When the founder can read the code - or wrote most of it - decisions happen faster because there's no translation layer. You don't have to convince a non-technical PM that the bug is serious, who then has to convince the engineering lead to prioritize it, who then assigns it to someone who has to context-switch into it.

The founder looks at it, understands the severity, and either fixes it or tells you to. That loop is 5 minutes instead of 3 days. Over months, that difference is massive.

It also changes what gets built. Technical founders tend to kill features that aren't working instead of letting them linger. I've seen non-technical leadership hold onto a half-built feature for months because "we already invested in it." Technical founders are more willing to delete code.
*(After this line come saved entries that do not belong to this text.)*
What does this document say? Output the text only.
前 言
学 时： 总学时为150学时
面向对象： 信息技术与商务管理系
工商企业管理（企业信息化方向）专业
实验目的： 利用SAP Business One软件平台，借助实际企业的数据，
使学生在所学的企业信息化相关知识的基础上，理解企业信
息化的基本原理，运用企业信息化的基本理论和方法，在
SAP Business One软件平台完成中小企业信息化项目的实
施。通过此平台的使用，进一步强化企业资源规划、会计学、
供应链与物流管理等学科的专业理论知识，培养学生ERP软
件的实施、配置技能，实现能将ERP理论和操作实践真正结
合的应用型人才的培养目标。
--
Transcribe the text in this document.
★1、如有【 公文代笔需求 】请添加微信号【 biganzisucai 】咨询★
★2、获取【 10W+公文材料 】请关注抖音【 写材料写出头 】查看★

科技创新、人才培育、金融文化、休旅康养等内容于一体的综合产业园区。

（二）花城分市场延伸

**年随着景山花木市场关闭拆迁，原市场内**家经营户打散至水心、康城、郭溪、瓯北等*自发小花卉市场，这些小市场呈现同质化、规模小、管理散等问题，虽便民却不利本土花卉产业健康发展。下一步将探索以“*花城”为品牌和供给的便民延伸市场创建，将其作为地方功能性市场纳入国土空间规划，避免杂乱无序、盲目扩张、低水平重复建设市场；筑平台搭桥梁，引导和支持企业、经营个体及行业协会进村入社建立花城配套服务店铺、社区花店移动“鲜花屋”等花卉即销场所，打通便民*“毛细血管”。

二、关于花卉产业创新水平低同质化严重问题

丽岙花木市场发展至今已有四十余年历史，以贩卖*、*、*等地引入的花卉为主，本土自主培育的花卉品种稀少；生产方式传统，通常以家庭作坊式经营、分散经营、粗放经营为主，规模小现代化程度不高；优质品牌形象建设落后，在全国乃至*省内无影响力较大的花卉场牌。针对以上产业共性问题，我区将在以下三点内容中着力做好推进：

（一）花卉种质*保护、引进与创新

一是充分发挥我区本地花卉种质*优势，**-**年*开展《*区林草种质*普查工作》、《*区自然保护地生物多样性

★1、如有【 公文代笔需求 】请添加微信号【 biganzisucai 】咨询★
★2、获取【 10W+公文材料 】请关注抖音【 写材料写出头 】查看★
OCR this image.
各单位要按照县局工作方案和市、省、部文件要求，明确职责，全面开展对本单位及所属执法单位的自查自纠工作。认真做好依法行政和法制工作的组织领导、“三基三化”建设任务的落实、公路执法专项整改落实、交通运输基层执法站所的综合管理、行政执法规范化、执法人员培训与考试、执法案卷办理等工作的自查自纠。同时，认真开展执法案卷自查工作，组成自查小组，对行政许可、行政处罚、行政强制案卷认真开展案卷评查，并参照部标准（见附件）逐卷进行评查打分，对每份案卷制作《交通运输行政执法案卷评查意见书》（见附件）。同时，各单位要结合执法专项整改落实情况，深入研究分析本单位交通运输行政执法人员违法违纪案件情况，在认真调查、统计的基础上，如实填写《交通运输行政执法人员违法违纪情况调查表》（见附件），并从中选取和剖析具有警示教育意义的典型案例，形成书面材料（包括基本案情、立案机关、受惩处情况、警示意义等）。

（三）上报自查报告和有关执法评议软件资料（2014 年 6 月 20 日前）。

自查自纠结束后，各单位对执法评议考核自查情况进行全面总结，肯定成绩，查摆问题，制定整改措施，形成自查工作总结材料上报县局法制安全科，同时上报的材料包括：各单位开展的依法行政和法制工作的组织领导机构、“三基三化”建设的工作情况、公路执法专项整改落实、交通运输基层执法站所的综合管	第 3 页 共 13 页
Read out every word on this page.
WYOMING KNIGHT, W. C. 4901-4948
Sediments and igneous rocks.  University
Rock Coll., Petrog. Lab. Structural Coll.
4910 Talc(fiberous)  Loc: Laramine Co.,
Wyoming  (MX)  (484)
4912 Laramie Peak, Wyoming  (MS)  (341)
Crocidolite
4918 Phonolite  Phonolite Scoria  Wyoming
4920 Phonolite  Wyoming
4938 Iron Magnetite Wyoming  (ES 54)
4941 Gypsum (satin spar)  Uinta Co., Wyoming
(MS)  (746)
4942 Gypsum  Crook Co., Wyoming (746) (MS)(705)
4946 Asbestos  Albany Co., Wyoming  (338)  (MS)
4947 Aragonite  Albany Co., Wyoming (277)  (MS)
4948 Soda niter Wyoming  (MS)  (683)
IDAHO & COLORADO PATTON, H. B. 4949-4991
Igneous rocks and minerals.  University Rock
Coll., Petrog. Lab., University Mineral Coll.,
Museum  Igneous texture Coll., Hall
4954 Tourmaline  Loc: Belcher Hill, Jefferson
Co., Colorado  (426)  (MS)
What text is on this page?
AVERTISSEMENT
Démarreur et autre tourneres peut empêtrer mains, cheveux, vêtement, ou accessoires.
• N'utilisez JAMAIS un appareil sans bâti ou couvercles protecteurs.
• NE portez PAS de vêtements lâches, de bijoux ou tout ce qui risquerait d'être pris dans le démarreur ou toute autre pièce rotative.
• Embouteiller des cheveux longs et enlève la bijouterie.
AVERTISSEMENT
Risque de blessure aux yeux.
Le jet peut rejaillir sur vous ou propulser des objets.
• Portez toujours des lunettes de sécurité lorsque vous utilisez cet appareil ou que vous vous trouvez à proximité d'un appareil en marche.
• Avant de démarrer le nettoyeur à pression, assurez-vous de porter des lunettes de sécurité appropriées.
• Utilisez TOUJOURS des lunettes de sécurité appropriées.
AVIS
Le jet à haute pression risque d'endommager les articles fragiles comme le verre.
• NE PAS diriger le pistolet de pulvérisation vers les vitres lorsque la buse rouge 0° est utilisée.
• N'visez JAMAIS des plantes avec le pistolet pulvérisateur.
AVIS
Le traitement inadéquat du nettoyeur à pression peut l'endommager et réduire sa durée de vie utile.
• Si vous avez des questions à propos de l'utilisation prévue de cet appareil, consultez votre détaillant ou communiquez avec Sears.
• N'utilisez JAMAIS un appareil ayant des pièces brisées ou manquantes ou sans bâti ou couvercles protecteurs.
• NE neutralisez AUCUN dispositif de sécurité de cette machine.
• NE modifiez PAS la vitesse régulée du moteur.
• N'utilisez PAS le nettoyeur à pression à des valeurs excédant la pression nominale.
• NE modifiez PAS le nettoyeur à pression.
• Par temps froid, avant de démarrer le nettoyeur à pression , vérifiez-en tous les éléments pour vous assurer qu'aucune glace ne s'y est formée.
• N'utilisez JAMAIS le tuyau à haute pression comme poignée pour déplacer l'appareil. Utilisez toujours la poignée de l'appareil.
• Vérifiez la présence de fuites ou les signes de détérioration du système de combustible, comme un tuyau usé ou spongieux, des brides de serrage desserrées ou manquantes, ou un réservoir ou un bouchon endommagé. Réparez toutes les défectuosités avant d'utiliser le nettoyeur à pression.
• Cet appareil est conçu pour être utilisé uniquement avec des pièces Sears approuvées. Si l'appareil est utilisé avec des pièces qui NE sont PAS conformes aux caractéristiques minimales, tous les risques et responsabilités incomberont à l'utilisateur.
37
They know what it costs to maintain code nobody uses.

The thing that actually slows teams down

In my experience it's almost never an engineering problem. You end up in too many meetings about whether something is worth doing and who should do it, and by the time you get to the code, you've spent more time talking about the work than doing it.

The fastest teams I've been on had a rule, even if they never said it out loud: if you see something that needs doing and it'll take less than a day, just do it. Don't ask. Don't file a ticket. Just push the fix and mention it later.

That only works when you trust the people you work with. Which is really a hiring problem more than a process problem.

The tradeoff

Moving fast isn't free. You accumulate rough edges - code you know you'll have to revisit eventually.

The difference is that fast teams treat that as a conscious tradeoff, not an accident. You ship the rough version knowing you'll come back to it, and sometimes you don't come back and that's fine because it turned out not to matter.

Slow teams try to get it right the first time. But half the things they're perfecting will get thrown away in six months anyway.